Dengan kata lain, pejalan ternyata bisa berkontribusi dalam pelestarian sebuah kawasan bersejarah. Ya, meskipun upayanya merupakan langkah paling akhir, namun jika tak dilakukan kita akan kehilangan ingatan untuk selamanya. Jadi, lebih baik jepret saja. Fotomu akan “berbicara” suatu saat nanti. Pun tak jadi masalah jika itu berupa foto narsismu. Mengutip pendapat seorang teman, “Asalkan ga cuman mukanya doang,” yang mendominasi dalam satu bingkai.  

Terkait dengan istilah foto mewakili seribu kata. Menurut saya tak selamanya benar. Setidaknya dari kacamata saya yang bukan fotografer. Bagi saya yang awam ini, foto yang dipublikasikan tanpa mencantumkan atribut dasar seperti keterangan objek, lokasi, dan waktu pengambilan foto, sungguh sangat menyiksa. Menurut saya foto yang bisa dinikmati oleh orang banyak hendaknya memiliki atribut dasar tersebut. Karena awam pastinya bukan cenayang yang bisa menerawang kejadian yang diabadikan dalam sebuah bingkai. Jadi, siapkan data diri foto ketika kita yakin akan membaginya ke khalayak ramai.

Mungkin itulah hal paling kecil yang bisa dilakukan oleh seorang pejalan untuk berkontribusi terhadap daerah tujuan wisatanya. 
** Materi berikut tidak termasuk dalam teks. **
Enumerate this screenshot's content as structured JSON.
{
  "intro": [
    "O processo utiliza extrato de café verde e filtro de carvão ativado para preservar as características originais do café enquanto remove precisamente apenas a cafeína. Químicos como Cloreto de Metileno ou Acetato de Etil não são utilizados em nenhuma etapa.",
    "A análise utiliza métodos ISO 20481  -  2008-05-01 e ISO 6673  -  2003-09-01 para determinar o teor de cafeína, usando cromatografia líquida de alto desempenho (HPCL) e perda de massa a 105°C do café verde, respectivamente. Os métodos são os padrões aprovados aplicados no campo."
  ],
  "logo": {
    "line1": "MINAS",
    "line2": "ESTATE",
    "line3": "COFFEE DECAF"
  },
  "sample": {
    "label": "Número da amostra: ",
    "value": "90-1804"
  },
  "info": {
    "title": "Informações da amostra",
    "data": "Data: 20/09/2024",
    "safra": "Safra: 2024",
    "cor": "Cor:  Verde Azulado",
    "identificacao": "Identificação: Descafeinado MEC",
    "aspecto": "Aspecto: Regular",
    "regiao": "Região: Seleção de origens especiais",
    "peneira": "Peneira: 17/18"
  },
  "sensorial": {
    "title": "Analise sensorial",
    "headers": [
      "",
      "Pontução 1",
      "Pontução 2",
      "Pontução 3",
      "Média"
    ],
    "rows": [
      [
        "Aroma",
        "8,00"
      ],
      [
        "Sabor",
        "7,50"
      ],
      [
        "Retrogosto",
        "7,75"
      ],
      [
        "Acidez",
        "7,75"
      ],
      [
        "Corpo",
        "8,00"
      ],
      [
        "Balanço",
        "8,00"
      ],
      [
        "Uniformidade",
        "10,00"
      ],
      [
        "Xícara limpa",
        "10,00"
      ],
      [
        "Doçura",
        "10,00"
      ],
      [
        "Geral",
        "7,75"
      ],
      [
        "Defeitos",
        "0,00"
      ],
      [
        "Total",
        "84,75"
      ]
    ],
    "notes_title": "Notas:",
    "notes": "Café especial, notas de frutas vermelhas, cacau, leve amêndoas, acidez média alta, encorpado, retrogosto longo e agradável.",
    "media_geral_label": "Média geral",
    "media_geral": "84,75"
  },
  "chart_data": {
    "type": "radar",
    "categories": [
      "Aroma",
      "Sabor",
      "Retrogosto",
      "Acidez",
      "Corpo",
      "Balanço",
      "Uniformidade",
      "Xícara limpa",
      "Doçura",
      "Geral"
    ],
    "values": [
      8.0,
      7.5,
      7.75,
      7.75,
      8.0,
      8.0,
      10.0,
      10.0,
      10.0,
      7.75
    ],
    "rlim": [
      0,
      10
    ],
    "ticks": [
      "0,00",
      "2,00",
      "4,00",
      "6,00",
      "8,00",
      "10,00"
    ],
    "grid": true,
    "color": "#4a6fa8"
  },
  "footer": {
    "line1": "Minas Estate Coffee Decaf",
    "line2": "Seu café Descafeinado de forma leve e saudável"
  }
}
Jadi, jangan lupa untuk mendokumentasikan setiap perjalananmu :). 

Comments

maulanarch said…
Catatan yg menarik!, Foto memang bisa bicara seribu makna; tergantung yg motret, mau lebih diarahkan kemana makna nya. Salam Jepret!
KWA Wardani said…
Terimakasih Mas Maulana, udah mau mampir :D

Sepakat untuk itu. Yang penting, jepret terus :). Tapi tetep inget etika :D. Salam Jepret!